The concentration of carbon dioxide (CO2), the most important greenhouse gas, reached 413.2 parts per million in 2020 – 149% of the pre-industrial level. The Bulletin flagged concern that the ability of land ecosystems and oceans to act as “sinks” may become less effective in future, thus reducing their ability to absorb carbon dioxide and act as a buffer against larger temperature increase.
The Greenhouse Gas Bulletin contains a stark, scientific message
The Bulletin also showed that from 1990 to 2020, radiative forcing – the warming effect on our climate – by long-lived greenhouse gases increased by 47%, with CO2 accounting for about 80% of this increase.

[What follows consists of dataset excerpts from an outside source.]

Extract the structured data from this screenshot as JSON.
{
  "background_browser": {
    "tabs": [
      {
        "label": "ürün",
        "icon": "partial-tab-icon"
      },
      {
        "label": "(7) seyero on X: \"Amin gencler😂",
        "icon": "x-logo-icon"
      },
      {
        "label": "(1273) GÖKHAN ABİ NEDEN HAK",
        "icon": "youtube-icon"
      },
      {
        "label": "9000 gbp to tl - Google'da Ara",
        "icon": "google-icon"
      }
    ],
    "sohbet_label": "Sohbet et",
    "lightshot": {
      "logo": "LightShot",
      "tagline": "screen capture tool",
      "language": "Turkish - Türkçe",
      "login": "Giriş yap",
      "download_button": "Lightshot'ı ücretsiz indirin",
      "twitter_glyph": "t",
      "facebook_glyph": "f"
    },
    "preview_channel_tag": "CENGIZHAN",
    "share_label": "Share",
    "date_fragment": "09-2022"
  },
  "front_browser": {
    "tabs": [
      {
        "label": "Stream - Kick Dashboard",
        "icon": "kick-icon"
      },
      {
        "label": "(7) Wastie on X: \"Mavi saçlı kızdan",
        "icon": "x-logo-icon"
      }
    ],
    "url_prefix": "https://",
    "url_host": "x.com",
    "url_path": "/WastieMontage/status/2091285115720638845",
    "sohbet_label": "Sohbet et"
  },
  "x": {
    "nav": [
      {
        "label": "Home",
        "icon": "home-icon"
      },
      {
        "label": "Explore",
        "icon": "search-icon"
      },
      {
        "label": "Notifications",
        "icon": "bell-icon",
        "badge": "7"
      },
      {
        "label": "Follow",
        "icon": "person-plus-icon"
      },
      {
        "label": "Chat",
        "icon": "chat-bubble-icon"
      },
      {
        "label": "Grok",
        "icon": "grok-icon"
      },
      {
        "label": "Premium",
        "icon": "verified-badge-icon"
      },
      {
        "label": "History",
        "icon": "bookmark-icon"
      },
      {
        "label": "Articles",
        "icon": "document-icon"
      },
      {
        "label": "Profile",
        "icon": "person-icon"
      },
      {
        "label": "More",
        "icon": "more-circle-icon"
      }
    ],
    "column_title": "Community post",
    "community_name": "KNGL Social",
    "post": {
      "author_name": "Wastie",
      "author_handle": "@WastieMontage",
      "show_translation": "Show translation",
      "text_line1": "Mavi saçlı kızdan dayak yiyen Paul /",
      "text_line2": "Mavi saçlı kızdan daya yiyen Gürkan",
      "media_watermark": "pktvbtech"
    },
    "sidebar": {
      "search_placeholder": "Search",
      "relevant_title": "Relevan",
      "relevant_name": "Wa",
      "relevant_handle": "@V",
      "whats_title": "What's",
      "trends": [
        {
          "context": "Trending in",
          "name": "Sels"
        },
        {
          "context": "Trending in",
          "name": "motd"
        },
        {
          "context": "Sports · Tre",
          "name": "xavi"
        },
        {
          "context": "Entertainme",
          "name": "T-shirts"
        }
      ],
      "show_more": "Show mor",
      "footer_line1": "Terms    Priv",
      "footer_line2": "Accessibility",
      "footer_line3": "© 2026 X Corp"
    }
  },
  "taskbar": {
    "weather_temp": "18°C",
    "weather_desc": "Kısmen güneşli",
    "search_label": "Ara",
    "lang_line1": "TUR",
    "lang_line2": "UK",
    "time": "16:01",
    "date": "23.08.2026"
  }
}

WMO Secretary-General Professor Petteri Taalas commented: “The Greenhouse Gas Bulletin contains a stark, scientific message for climate change negotiators at COP26. At the current rate of increase in greenhouse gas concentrations, we will see a temperature increase by the end of this century far in excess of the Paris Agreement targets of 1.5 to 2 degrees Celsius above pre-industrial levels. We are way off track. It has major negative repercussions for our daily lives and well-being, for the state of our planet and for the future of our children and grandchildren.
“Many countries are now setting carbon neutral targets and it is hoped that COP26 will see a dramatic increase in commitments. We need to transform our commitment into action that will have an impact of the gases that drive climate change. We need to revisit our industrial, energy and transport systems and whole way of life. The needed changes are economically affordable and technically possible. There is no time to lose.”